Given that a number of Damiano’s films are relentlessly bleak, I was surprised to see the writing of ‘Miss Aggie attributed to a ‘Ron Wertheim’ rather than the director himself. Of course, the credits on adult films of this period tend to be about as reliable as Aggie’s memories, so perhaps it’s sufficient to say that whoever actually wrote it did a fine job. Phrases echo back and forth across time as our heroine constructs and reconstructs her past around scraps of facts. In addition to the recurrence of key dialogue, the entire script utilises a curious discourse – a rudimentary, childlike English in which repetition is common and pronouns are frequently omitted. Presumably the intention was to reinforce the dementia of our fantasist, but the technique adds considerably to the weirdness of an already unusual movie.
On a visual level, the age of the leads immediately differentiates this from most hardcore films.

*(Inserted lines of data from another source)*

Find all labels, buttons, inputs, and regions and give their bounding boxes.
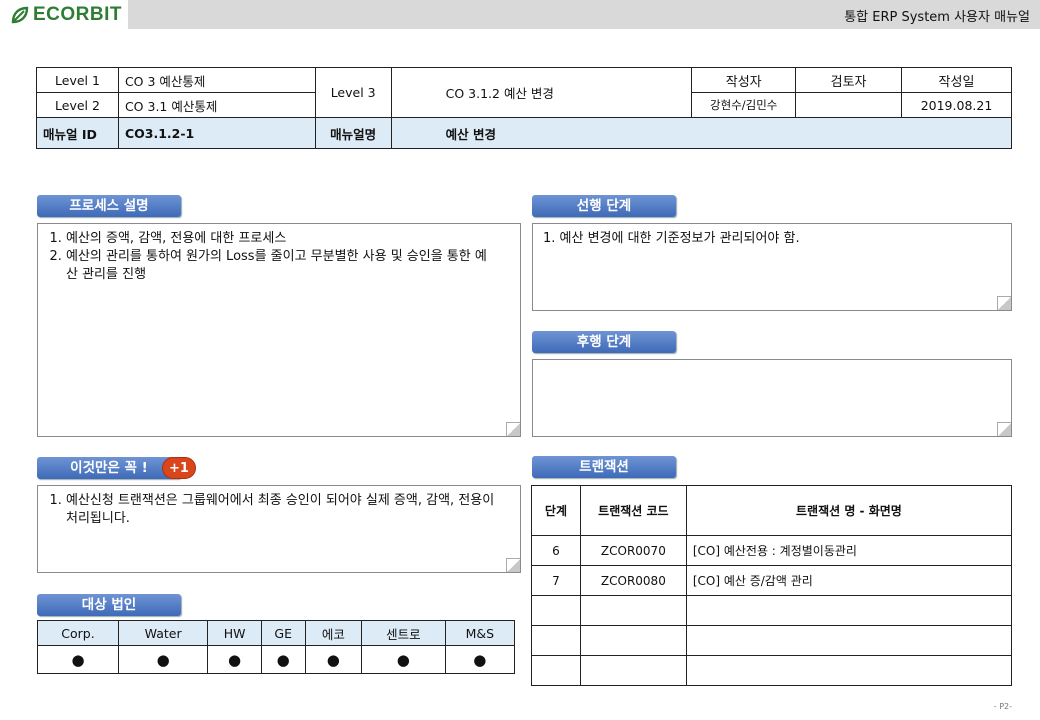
- target-corp-section-header: 대상 법인: [37, 594, 181, 616]
- tx-code: [579, 655, 687, 686]
- date-label: 작성일: [901, 67, 1012, 93]
- document-title: 통합 ERP System 사용자 매뉴얼: [844, 10, 1030, 25]
- tx-step: [531, 595, 581, 626]
- next-step-section-header: 후행 단계: [532, 331, 676, 353]
- manual-id-value: CO3.1.2-1: [117, 117, 316, 149]
- page-fold-corner: [997, 422, 1011, 436]
- header-bar: ECORBIT 통합 ERP System 사용자 매뉴얼: [0, 0, 1040, 29]
- tx-name: [685, 595, 1013, 626]
- table-row: 7 ZCOR0080 [CO] 예산 증/감액 관리: [531, 565, 1013, 596]
- page-fold-corner: [506, 558, 520, 572]
- page-fold-corner: [506, 422, 520, 436]
- reviewer-label: 검토자: [795, 67, 902, 93]
- tx-step: [531, 655, 581, 686]
- manual-desc-label: 매뉴얼명: [314, 117, 392, 149]
- tx-name: [CO] 예산 증/감액 관리: [685, 565, 1013, 596]
- tx-code: ZCOR0080: [579, 565, 687, 596]
- tx-code: [579, 595, 687, 626]
- corp-applicable-mark: ●: [118, 645, 209, 674]
- table-row: [531, 625, 1013, 656]
- corp-applicable-mark: ●: [260, 645, 306, 674]
- corp-applicable-mark: ●: [304, 645, 363, 674]
- corp-applicable-mark: ●: [444, 645, 516, 674]
- writer-value: 강현수/김민수: [691, 92, 797, 118]
- company-logo: ECORBIT: [0, 0, 128, 29]
- tx-header-name: 트랜잭션 명 - 화면명: [685, 485, 1013, 536]
- must-know-box: 예산신청 트랜잭션은 그룹웨어에서 최종 승인이 되어야 실제 증액, 감액, …: [37, 485, 521, 573]
- table-row: [531, 595, 1013, 626]
- level2-label: Level 2: [36, 92, 119, 118]
- must-know-section-header: 이것만은 꼭 !: [37, 457, 181, 479]
- next-step-box: [532, 359, 1012, 437]
- tx-name: [685, 625, 1013, 656]
- ecorbit-leaf-icon: [11, 6, 29, 23]
- corp-applicable-mark: ●: [36, 645, 120, 674]
- prior-step-box: 1. 예산 변경에 대한 기준정보가 관리되어야 함.: [532, 223, 1012, 311]
- level2-value: CO 3.1 예산통제: [117, 92, 316, 118]
- writer-label: 작성자: [691, 67, 797, 93]
- level1-value: CO 3 예산통제: [117, 67, 316, 93]
- page-fold-corner: [997, 296, 1011, 310]
- corp-column-header: GE: [260, 620, 306, 646]
- date-value: 2019.08.21: [901, 92, 1012, 118]
- process-item: 예산의 증액, 감액, 전용에 대한 프로세스: [66, 230, 510, 248]
- corp-column-header: 에코: [304, 620, 363, 646]
- tx-code: [579, 625, 687, 656]
- plus-one-badge: +1: [162, 457, 196, 479]
- corp-column-header: 센트로: [361, 620, 446, 646]
- table-row: 6 ZCOR0070 [CO] 예산전용 : 계정별이동관리: [531, 535, 1013, 566]
- manual-info-table: Level 1 CO 3 예산통제 Level 3 CO 3.1.2 예산 변경…: [36, 67, 1013, 149]
- corp-applicable-mark: ●: [207, 645, 262, 674]
- prior-step-text: 1. 예산 변경에 대한 기준정보가 관리되어야 함.: [543, 231, 800, 246]
- table-row: [531, 655, 1013, 686]
- transaction-section-header: 트랜잭션: [532, 456, 676, 478]
- tx-step: 7: [531, 565, 581, 596]
- level3-value: CO 3.1.2 예산 변경: [390, 67, 693, 118]
- transaction-table: 단계 트랜잭션 코드 트랜잭션 명 - 화면명 6 ZCOR0070 [CO] …: [531, 485, 1013, 686]
- level3-label: Level 3: [314, 67, 392, 118]
- corp-column-header: Water: [118, 620, 209, 646]
- corp-column-header: Corp.: [36, 620, 120, 646]
- must-know-item: 예산신청 트랜잭션은 그룹웨어에서 최종 승인이 되어야 실제 증액, 감액, …: [66, 492, 510, 528]
- tx-header-step: 단계: [531, 485, 581, 536]
- logo-text: ECORBIT: [33, 3, 122, 25]
- process-description-box: 예산의 증액, 감액, 전용에 대한 프로세스 예산의 관리를 통하여 원가의 …: [37, 223, 521, 437]
- tx-code: ZCOR0070: [579, 535, 687, 566]
- target-corp-table: Corp. Water HW GE 에코 센트로 M&S ● ● ● ● ● ●…: [36, 620, 516, 674]
- corp-column-header: HW: [207, 620, 262, 646]
- tx-step: [531, 625, 581, 656]
- tx-name: [CO] 예산전용 : 계정별이동관리: [685, 535, 1013, 566]
- corp-applicable-mark: ●: [361, 645, 446, 674]
- manual-id-label: 매뉴얼 ID: [36, 117, 119, 149]
- process-item: 예산의 관리를 통하여 원가의 Loss를 줄이고 무분별한 사용 및 승인을 …: [66, 248, 510, 284]
- reviewer-value: [795, 92, 902, 118]
- tx-step: 6: [531, 535, 581, 566]
- corp-column-header: M&S: [444, 620, 516, 646]
- manual-desc-value: 예산 변경: [390, 117, 1013, 149]
- tx-name: [685, 655, 1013, 686]
- level1-label: Level 1: [36, 67, 119, 93]
- process-section-header: 프로세스 설명: [37, 195, 181, 217]
- tx-header-code: 트랜잭션 코드: [579, 485, 687, 536]
- page-number: - P2-: [993, 702, 1012, 711]
- prior-step-section-header: 선행 단계: [532, 195, 676, 217]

The snowbound exteriors are as important aesthetically as they are thematically, and the same could be said about Aggie’s modest abode. There are only three sex scenes in the entire film and, unsurprisingly, none are particularly erotic. The scene with Kim Pope and Eric Edwards is notable for its languid pace and emphasis on facial features, but the other two are pretty routine. That said, the most striking imagery in the film is of a sexual nature, and precedes the encounter between Mary Stuart and Harry Reems. Aggie, apparently locked in her room and unable to escape, takes to masturbating with a childhood toy; the attendant footage of her inserting a baby doll – head first – is not easy to forget.

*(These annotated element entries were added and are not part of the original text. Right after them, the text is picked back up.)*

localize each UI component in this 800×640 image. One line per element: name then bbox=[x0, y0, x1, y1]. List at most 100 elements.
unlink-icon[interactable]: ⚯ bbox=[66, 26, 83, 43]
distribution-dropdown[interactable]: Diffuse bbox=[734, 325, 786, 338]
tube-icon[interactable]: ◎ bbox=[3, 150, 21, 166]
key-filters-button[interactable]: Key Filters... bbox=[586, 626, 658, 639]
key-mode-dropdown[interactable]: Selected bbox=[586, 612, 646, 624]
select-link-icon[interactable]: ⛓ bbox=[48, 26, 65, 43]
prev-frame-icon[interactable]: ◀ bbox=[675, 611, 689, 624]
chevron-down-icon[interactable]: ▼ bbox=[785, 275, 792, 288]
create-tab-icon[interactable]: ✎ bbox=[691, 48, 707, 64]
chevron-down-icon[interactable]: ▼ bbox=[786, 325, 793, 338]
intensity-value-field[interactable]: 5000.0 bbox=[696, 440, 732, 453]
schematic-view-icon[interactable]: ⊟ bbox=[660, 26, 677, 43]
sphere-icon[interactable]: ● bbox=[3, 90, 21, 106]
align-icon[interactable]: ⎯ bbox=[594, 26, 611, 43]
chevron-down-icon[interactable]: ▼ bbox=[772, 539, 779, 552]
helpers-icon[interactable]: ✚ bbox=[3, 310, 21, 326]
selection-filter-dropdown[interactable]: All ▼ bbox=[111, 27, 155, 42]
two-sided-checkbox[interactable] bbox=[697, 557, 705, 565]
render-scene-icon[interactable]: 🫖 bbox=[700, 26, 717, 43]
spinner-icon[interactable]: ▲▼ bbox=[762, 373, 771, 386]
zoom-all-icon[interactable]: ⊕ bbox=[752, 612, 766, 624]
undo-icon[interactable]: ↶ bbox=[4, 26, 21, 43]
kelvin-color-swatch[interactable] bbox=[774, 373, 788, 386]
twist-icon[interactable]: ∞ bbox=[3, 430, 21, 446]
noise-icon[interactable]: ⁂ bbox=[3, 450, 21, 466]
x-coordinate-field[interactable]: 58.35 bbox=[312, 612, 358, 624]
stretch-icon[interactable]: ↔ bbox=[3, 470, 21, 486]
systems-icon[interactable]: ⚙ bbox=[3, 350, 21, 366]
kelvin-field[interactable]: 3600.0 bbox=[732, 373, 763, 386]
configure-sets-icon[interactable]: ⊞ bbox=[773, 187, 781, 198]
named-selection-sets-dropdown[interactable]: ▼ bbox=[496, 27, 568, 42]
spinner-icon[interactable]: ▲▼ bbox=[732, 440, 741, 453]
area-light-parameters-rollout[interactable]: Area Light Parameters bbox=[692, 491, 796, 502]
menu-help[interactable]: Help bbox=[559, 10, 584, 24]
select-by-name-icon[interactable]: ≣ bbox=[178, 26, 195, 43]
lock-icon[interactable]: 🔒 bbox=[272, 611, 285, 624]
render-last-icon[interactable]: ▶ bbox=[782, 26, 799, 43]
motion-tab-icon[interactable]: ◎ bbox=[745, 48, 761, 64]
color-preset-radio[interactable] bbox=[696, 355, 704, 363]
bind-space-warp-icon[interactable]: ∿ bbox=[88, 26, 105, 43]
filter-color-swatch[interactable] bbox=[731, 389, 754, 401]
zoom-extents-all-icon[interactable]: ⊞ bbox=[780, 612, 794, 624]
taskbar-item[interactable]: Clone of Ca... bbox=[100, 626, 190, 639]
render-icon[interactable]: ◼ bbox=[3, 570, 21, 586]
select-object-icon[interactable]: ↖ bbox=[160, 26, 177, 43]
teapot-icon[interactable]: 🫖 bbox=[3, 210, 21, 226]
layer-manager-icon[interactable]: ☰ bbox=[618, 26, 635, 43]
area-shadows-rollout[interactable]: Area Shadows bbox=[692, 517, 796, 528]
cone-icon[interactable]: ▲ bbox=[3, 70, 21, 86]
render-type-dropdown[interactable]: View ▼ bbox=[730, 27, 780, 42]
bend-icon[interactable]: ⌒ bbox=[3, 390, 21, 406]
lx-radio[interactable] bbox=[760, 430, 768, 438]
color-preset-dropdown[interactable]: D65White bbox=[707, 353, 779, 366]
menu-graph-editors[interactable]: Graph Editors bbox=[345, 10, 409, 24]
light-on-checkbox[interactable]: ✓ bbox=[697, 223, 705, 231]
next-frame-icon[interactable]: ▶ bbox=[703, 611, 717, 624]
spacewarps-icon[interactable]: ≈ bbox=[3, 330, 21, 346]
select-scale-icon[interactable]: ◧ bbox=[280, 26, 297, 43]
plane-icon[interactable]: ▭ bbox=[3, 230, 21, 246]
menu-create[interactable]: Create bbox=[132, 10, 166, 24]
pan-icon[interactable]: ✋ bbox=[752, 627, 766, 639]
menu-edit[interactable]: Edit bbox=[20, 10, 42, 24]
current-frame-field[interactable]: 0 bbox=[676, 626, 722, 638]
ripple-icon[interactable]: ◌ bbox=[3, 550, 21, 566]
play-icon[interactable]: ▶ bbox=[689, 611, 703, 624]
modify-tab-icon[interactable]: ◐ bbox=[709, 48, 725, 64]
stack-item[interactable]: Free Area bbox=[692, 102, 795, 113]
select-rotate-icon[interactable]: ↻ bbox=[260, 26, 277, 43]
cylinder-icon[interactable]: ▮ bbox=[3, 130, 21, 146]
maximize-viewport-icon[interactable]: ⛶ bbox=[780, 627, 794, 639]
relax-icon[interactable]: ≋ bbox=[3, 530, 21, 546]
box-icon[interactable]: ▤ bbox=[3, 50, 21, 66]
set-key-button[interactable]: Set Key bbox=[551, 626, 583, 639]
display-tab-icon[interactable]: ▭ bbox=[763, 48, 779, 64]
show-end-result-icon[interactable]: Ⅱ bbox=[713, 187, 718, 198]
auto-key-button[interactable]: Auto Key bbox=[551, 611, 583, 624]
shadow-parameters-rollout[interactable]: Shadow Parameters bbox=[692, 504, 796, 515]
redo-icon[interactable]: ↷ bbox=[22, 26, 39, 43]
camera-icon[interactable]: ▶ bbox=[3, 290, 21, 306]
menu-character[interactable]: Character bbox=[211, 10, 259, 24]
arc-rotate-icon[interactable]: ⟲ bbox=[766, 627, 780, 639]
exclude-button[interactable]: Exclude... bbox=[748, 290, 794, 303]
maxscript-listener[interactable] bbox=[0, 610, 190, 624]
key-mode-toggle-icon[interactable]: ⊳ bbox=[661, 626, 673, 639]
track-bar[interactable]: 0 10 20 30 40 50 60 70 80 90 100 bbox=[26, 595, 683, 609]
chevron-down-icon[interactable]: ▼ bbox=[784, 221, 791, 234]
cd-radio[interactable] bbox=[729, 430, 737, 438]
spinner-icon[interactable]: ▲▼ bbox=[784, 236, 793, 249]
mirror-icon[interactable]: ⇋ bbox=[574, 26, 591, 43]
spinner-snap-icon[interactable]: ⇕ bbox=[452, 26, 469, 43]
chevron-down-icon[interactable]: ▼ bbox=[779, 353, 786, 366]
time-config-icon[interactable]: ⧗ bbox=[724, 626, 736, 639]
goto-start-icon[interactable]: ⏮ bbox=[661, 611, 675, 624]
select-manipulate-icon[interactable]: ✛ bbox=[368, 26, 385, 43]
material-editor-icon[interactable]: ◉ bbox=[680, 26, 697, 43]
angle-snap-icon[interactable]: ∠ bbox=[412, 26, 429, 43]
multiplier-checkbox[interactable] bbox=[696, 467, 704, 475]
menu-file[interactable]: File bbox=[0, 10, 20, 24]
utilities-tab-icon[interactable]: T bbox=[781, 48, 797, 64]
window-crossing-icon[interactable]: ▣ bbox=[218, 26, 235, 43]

“You can sleep in the memory room.”
A casual viewer could be forgiven for thinking that Damiano had taken leave of his senses with this film, but it’s important to remember that hardcore features were still in their infancy in 1974. The genre had yet to establish legitimacy, let alone direction, and productions which would now be unthinkable were allowed to see the light of day. It’s been well documented that the finance for many of these films came from, if you’ll pardon the euphemism, independent sources, and this will have afforded the budding auteur certain freedoms. Given the novelty of the form and relative dearth of competition, it’s likely that even something as sombre as ‘Miss Aggie would have made a profit, albeit one imagines it would have bewildered more patrons than it delighted. All of which makes the film sound like something of an anachronism – and so it is. I really can’t see the decision-makers at Vivid or Digital Playground entertaining a scenario that features two middle-aged leads and a dénouement that calls to mind Psycho.

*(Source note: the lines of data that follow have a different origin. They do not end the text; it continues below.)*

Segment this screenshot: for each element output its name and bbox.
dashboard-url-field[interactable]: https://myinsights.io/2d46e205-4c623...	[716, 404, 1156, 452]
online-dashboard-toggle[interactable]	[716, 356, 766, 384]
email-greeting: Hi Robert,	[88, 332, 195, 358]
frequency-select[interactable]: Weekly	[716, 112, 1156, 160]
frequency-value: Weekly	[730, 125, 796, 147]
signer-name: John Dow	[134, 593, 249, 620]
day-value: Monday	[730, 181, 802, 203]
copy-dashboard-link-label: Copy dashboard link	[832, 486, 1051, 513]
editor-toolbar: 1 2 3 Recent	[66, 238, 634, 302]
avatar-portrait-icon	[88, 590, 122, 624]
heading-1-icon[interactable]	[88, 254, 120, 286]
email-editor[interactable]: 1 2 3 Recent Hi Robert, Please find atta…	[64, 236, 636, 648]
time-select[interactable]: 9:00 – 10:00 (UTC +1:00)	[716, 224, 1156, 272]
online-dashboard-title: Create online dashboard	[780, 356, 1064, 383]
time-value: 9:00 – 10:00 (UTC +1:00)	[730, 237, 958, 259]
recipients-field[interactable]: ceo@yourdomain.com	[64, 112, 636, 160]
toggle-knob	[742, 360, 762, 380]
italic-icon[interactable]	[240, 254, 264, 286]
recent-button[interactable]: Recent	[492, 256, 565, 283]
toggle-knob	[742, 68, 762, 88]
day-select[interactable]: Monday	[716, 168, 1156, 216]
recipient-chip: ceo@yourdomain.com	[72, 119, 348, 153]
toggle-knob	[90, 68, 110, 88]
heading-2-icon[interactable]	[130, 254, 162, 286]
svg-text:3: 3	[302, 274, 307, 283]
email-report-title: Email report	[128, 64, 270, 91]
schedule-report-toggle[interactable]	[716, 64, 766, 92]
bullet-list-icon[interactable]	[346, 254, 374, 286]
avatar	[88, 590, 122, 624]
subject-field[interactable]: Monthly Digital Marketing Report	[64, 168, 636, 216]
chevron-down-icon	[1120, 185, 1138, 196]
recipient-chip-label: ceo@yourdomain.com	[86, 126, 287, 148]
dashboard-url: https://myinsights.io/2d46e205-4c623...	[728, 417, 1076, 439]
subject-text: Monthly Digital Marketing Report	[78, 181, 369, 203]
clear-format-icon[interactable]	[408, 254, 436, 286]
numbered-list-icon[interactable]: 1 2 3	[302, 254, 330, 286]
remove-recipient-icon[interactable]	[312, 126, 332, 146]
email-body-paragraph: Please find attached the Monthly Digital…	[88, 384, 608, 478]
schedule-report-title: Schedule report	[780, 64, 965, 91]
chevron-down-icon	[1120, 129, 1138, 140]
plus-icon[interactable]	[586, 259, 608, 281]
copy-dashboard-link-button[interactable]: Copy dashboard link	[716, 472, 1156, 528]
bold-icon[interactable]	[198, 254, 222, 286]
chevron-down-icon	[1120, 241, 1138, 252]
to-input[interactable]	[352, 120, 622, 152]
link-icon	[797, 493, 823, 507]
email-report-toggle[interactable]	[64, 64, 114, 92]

In terms of quality, ‘Miss Aggie is a thoughtful and thought-provoking film but probably too slow for its own good. Its despairing tone is also apparent in Damiano’s The Devil In Miss Jones and Odyssey but I find those more satisfying overall – more involving somehow. Miss Jones’ predicament causes the film to burn with intensity, while Miss Aggie’s plight is ultimately depressing. Of course, the film remains required viewing for anyone interested in the early years of hardcore; it just doesn’t quite measure up to the director’s fully-fledged masterpieces.